The narrative that Duncan Smith was working to was that housing benefit doubled under the last Labour government. The implied message there is that Labour were soft on welfare, allowing all kinds of scroungers to enjoy discounted housing at the expense of the hardworking people of Britain. But while that’s a convenient political point, it ignores the real reasons behind that rise in benefits.
In the decade after Labour came to power, there was a long property boom. The average price of a house doubled and then some. The cost of renting has also risen to unprecedented highs.
Growth in average wages in Britain has not kept pace with the cost of housing. Inevitably, this means that many people have been spending an larger percentage of their earnings on housing. For those on low incomes, that may push you into eligibility for housing benefit.
As evidence of this, you need look no further than the sorts of households claiming the benefit. In the past, housing benefit was closely correlated to unemployment, but more and more working people have been applying. In the last few years, the majority of new sign-ups to housing benefit have been from working families.

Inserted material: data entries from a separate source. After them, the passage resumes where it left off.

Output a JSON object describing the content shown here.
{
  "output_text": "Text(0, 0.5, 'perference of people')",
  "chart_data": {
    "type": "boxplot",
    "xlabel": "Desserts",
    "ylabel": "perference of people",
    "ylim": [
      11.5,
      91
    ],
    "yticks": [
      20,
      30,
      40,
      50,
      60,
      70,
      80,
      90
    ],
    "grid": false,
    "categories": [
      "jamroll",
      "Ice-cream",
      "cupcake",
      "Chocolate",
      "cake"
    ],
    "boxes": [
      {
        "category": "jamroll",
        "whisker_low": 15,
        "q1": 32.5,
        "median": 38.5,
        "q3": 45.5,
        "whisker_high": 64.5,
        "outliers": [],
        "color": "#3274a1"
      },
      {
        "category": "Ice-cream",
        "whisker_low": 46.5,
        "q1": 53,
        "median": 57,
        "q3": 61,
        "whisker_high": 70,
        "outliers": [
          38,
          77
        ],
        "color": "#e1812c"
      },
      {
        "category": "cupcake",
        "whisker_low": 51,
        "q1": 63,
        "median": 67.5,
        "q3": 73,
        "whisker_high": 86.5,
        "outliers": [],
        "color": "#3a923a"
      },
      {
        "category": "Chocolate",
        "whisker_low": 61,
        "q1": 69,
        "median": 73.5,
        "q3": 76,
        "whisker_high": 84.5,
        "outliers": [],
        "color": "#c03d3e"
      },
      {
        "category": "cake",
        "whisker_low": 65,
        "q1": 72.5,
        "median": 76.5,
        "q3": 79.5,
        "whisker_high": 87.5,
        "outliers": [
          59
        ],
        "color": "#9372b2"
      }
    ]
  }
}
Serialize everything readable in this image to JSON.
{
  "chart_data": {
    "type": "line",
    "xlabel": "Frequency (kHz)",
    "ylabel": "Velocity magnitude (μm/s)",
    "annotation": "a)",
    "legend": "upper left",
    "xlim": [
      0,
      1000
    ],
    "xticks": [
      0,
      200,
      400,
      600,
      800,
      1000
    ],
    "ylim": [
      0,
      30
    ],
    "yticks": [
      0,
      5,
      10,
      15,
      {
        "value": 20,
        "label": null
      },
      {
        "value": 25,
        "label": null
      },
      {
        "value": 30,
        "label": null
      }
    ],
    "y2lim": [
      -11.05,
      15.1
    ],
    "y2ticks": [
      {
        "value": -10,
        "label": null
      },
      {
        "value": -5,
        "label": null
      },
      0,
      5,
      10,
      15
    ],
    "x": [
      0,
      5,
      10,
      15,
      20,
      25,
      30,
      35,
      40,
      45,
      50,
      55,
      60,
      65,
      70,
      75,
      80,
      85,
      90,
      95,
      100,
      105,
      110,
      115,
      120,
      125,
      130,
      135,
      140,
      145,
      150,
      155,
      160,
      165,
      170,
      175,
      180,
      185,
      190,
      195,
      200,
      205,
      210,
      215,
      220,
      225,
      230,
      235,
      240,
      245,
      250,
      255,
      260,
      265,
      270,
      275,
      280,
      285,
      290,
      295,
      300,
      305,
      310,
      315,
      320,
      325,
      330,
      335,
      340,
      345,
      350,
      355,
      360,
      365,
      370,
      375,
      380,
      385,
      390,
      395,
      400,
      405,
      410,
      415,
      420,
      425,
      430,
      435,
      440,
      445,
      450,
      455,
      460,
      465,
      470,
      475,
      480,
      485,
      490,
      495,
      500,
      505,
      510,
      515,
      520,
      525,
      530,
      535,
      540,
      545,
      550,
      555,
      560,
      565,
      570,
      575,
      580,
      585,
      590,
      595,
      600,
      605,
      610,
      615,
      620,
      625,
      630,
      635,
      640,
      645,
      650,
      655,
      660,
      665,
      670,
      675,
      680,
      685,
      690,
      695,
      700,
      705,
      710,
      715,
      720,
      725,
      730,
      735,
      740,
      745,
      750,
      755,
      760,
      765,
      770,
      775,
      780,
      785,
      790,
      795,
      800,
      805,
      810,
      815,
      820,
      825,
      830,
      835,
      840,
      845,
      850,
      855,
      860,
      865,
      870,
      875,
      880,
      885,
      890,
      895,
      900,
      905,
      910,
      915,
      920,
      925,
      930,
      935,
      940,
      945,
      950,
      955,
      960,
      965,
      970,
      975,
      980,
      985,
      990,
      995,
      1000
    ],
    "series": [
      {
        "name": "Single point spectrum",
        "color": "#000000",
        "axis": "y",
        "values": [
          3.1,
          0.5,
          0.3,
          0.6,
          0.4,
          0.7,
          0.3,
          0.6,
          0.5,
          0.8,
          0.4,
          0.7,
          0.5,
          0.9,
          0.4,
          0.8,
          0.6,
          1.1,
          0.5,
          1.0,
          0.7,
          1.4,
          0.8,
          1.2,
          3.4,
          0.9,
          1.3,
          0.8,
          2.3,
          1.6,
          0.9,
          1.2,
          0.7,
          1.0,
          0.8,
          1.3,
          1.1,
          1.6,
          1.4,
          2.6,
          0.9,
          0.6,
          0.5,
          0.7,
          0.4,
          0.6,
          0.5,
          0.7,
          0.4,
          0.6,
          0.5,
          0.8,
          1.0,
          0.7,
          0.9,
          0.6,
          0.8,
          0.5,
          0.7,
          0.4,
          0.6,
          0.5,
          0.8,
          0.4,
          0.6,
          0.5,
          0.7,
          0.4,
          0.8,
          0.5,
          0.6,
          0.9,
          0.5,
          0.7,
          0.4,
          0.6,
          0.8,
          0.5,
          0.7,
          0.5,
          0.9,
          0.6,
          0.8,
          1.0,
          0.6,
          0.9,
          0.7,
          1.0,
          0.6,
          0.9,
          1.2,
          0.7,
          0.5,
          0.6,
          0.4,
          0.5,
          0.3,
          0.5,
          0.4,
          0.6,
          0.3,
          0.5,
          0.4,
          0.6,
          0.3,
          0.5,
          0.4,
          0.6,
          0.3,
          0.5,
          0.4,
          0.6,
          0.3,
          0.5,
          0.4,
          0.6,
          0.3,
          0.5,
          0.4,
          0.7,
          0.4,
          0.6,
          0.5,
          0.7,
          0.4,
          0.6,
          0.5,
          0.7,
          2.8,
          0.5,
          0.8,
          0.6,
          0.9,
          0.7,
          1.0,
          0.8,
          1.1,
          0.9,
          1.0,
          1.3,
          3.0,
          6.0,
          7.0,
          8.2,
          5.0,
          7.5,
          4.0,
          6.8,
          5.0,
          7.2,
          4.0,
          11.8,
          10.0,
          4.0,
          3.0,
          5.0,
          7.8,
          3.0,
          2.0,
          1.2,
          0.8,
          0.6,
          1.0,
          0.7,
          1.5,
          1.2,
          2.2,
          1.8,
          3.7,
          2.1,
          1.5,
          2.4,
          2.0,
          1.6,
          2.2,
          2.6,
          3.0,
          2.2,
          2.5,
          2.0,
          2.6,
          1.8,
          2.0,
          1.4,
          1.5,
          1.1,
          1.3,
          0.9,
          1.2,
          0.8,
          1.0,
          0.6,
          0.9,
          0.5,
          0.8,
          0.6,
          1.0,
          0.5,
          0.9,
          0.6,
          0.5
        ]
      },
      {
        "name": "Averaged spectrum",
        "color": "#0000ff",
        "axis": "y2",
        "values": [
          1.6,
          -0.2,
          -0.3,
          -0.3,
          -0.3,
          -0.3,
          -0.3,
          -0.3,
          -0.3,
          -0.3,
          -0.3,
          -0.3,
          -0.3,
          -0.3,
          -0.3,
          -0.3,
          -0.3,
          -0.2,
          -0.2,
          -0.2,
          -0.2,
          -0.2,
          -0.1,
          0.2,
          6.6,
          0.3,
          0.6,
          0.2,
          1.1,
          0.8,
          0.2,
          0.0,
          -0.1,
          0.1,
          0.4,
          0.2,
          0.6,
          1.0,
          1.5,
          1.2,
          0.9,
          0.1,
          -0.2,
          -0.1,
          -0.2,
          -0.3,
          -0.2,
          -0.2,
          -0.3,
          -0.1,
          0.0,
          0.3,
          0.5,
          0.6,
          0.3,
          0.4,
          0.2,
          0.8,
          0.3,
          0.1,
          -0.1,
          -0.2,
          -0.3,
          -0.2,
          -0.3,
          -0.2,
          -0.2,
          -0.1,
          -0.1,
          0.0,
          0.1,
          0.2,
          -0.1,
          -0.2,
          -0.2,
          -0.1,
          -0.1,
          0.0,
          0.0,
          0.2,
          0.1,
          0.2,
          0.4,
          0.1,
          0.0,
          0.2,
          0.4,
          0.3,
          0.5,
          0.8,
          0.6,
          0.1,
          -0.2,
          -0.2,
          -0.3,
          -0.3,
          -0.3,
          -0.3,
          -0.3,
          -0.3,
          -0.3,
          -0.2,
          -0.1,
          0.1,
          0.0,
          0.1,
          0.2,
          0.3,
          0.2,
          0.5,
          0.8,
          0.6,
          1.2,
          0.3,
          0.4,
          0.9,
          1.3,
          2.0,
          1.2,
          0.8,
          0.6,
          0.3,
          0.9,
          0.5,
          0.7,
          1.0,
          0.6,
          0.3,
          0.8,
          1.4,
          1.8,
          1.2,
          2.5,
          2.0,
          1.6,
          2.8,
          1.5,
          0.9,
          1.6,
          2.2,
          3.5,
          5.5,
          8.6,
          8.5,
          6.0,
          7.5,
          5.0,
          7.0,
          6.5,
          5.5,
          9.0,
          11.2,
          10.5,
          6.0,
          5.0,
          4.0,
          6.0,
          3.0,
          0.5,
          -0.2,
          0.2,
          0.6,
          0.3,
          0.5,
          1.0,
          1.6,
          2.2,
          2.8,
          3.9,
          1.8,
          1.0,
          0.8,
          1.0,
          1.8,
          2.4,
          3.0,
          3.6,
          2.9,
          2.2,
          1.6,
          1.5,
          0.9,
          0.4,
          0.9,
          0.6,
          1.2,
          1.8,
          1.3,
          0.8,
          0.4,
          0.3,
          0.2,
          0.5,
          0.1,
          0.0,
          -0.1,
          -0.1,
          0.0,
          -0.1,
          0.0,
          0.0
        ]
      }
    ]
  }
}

The problem with a political explanation of problems rather than a factual understanding of them, is that your solutions don’t get the heart of the matter. So the coalition government’s new plans today will cut the benefit budget, but it won’t do anything to actually solve the underlying problem – housing is too expensive in Britain today. (Before anyone mentions the housing shortage, Britain hasn’t had one since 1971 and that’s whole other post)
Instead, other parts of the government are making things worse. The chancellor’s latest budget includes measures to try and jumpstart the property market again, the very source of the problem. And who can blame them? Rising house prices work magic for the economy – until the inevitable correction of course. But with any luck, that can always be blamed on the opposition.